Neste contexto, não está claro se isso ainda é verdade. Ainda é um exemplo de "debate apologético"? É uma pessoa debatendo com um algoritmo. Isso conta? Se podemos assumir todos os aspectos do contexto padrão neste cenário parece bastante duvidoso, para dizer o mínimo. O que parece certo é que não há realmente outra parte no debate, muito menos alguém que tenha assumido que "o verdadeiro ponto de vista deve afirmar a racionalidade".

Isso é importante porque a objeção de que o algoritmo mecânico trouxe é tão relevante para Bahnsen quanto teria sido se uma pessoa racional a tivesse apresentado. Que diferença faz para a relevância do ponto em si (que o ATC apenas estabelece a necessidade conceitual, e não a necessidade ontológica) se o ponto é levantado por um algoritmo irrefletido? Parece que Bahnsen deveria estar igualmente preocupado com isso de qualquer maneira.

Se ele saiu da sala naquele momento e depois descobriu que não havia ninguém do outro lado da porta, a refutação de Bahnsen à quarta objeção certamente parece ter sido desarmada. Mas ele tem alguma razão para pensar que a objeção em si foi resolvida?
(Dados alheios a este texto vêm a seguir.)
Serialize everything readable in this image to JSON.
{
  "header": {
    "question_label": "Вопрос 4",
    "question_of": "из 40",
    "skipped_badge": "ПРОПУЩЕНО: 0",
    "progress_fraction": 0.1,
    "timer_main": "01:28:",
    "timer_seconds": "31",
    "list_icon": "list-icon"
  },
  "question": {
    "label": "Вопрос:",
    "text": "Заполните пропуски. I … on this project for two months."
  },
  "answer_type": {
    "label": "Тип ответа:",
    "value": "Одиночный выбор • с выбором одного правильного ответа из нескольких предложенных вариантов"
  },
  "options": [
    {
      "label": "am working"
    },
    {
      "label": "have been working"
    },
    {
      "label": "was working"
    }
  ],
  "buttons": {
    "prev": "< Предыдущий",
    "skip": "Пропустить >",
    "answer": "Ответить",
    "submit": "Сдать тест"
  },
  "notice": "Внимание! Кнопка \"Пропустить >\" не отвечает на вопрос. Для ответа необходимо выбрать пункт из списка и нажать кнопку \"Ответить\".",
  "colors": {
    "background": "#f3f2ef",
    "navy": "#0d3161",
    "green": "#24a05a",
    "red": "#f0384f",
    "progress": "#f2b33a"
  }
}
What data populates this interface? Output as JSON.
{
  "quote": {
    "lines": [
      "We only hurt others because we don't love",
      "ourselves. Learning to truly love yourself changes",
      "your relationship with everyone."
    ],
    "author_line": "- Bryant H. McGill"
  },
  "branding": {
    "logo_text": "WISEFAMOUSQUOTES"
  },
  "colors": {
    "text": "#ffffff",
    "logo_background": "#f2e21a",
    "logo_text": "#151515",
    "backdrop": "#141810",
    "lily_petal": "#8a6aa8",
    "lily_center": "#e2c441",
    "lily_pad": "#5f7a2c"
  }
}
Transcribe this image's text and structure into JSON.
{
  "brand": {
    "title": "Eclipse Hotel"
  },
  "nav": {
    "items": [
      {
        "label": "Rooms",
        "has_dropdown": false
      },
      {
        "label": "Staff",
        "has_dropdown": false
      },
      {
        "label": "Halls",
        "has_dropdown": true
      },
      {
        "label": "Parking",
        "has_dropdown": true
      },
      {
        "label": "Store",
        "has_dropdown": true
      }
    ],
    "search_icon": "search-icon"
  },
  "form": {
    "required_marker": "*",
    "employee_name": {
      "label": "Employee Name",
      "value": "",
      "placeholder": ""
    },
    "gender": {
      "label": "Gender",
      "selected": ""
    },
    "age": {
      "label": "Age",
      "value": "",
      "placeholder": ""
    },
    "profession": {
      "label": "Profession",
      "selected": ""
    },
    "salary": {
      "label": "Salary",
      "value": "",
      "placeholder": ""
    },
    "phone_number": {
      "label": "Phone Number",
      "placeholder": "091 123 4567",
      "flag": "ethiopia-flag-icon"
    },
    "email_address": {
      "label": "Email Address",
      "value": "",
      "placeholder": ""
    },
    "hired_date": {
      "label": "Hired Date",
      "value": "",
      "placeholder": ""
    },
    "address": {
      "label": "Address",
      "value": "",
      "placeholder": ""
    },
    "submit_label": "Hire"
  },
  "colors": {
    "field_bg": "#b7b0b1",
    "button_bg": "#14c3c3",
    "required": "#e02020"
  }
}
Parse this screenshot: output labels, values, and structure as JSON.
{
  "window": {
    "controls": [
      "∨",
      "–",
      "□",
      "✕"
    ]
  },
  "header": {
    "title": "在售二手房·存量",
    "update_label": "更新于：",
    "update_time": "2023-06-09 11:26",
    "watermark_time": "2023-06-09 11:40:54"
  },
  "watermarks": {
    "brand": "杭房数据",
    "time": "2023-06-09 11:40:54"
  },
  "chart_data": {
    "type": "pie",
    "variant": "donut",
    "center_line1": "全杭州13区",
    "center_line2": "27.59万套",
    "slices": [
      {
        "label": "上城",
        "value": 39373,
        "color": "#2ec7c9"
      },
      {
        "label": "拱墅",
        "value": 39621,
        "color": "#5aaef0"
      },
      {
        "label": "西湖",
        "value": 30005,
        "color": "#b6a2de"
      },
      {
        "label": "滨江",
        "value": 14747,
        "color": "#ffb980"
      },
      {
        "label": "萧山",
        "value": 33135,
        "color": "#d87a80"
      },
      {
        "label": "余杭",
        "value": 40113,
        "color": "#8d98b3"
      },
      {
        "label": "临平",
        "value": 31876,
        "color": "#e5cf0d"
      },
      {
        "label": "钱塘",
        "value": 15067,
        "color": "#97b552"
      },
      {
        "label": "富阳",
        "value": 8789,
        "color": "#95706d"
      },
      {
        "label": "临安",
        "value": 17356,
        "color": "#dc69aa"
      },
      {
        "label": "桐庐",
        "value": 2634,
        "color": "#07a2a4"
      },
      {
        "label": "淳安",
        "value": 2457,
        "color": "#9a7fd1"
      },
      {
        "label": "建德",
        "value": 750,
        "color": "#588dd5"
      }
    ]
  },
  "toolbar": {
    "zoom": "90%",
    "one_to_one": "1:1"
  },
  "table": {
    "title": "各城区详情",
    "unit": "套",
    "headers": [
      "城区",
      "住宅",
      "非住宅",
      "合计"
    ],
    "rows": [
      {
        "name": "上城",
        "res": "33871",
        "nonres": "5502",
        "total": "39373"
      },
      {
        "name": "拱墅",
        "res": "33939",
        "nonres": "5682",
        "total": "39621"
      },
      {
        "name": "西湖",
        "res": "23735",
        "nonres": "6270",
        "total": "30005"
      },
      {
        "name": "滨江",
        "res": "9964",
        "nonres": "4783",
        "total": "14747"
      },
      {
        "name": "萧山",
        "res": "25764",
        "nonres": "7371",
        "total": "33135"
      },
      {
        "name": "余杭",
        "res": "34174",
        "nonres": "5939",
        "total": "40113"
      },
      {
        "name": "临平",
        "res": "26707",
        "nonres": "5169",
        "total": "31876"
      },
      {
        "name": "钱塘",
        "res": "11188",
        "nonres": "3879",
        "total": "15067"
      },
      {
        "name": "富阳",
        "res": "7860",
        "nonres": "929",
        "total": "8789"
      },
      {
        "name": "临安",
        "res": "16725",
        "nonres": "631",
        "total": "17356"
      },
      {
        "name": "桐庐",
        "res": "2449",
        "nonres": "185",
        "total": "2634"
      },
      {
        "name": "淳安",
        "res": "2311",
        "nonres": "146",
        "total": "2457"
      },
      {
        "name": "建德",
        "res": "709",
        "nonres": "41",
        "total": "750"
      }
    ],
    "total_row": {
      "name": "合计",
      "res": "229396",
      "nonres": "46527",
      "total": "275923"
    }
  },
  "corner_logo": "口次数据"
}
Acho que não. O que o algoritmo disse a Bahnsen permanece verdadeiro, mesmo que não tenha sido feito por um "agente" propriamente dito.

O que isso mostra, eu acho, é que o problema é realmente dele, não do seu interlocutor. Mesmo que admitamos que nenhum agente racional possa fazer a objeção, ela continua sendo uma objeção de qualquer maneira. E o que isso mostra, eu acho, é que Bahnsen está, na verdade, apenas fazendo um complexo exercício de transferência de responsabilidade. Declarar vitória porque o interlocutor não tem permissão para fazer a objeção (enquanto ainda afirma ser racional) simplesmente não aborda a objeção.

3. Voltando a Butler

Butler vê essa questão de forma semelhante à minha, embora ele não a coloque como eu. Ele explica o problema da seguinte forma:

"O desafio é, portanto, preencher a lacuna entre ter que acreditar na cosmovisão cristã porque ela fornece as pré-condições necessárias para a experiência e demonstrar que a cosmovisão cristã é verdadeira."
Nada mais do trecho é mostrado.